Ingredients
Method
- 1. Preheat oven: Set oven to 350°F (175°C) and line a muffin tin with cupcake liners.
- 2. Combine dry ingredients: In a medium bowl, whisk together flour, cocoa powder, baking soda, and salt.
- 3. Mix wet ingredients: In a large bowl, cream butter and sugar until fluffy. Add eggs and vanilla extract, mixing well.
- 4. Blend batter: Alternate adding the dry mixture and buttermilk to the wet ingredients. Slowly stir in boiling water until smooth.
- 5. Fill and bake: Spoon batter into muffin tins, add a small spoonful of raspberry preserves to the center, and cover with more batter.
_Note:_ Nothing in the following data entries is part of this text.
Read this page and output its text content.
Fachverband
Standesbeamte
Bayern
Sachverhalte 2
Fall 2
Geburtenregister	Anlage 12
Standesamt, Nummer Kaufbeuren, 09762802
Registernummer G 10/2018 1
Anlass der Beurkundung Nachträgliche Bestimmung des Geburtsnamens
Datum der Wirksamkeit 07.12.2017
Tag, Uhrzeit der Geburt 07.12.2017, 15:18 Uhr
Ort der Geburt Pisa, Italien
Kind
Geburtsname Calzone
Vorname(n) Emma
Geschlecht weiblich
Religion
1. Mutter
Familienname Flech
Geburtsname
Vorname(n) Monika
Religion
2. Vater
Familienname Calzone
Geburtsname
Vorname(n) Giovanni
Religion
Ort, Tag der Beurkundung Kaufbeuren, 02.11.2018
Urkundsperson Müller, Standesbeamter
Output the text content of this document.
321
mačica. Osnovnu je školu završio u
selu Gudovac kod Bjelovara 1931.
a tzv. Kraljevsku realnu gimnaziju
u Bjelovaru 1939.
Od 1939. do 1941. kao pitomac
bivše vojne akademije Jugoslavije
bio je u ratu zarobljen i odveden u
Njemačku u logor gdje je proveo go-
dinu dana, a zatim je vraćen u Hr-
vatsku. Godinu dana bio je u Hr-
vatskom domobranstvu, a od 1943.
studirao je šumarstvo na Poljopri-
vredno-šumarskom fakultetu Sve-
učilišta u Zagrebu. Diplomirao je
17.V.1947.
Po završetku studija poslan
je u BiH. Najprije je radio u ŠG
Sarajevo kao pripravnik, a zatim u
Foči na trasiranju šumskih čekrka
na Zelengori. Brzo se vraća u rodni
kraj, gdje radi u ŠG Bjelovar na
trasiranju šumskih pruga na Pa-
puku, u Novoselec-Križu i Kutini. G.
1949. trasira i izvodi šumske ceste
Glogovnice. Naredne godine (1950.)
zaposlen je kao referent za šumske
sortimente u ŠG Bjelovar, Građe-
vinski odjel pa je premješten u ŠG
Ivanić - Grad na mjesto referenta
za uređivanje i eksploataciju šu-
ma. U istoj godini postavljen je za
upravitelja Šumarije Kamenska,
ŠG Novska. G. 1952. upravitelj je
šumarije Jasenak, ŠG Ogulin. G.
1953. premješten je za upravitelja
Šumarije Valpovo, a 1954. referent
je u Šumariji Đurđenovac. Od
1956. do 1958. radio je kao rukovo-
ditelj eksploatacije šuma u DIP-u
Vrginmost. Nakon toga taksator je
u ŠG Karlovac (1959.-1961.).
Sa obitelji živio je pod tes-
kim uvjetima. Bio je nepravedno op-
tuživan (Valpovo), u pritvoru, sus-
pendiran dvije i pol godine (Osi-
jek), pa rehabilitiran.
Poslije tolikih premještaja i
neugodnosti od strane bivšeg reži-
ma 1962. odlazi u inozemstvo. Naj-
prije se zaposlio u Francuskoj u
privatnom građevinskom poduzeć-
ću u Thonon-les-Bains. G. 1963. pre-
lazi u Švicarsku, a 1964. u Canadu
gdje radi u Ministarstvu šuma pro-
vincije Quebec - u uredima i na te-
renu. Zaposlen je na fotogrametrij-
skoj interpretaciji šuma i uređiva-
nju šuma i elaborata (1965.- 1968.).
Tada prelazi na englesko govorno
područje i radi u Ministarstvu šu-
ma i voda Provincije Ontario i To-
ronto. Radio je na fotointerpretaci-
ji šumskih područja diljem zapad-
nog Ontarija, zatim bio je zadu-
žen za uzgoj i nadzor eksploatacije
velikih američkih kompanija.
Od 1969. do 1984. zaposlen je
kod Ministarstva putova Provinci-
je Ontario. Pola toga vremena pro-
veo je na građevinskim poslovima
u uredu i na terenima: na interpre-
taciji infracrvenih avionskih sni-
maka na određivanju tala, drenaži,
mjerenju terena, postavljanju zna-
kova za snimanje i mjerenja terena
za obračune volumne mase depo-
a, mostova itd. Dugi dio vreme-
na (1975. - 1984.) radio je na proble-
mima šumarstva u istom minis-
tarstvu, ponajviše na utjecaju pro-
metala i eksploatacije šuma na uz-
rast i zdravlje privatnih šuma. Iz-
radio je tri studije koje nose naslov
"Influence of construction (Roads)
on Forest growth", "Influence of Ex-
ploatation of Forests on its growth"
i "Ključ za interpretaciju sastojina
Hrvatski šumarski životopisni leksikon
Bake for 18–22 minutes until a toothpick near the edge comes out clean.
- 6. Prepare raspberry buttercream: Beat butter until creamy. Gradually add powdered sugar, raspberry puree, vanilla, and salt, mixing until fluffy and smooth.
- 7. Frost and garnish: Once cupcakes are completely cooled, frost generously with raspberry buttercream and top with fresh raspberries.
Notes
For an extra molten center, slightly underbake the cupcakes by 1–2 minutes. You can also drizzle melted dark chocolate over the frosting for a gourmet touch.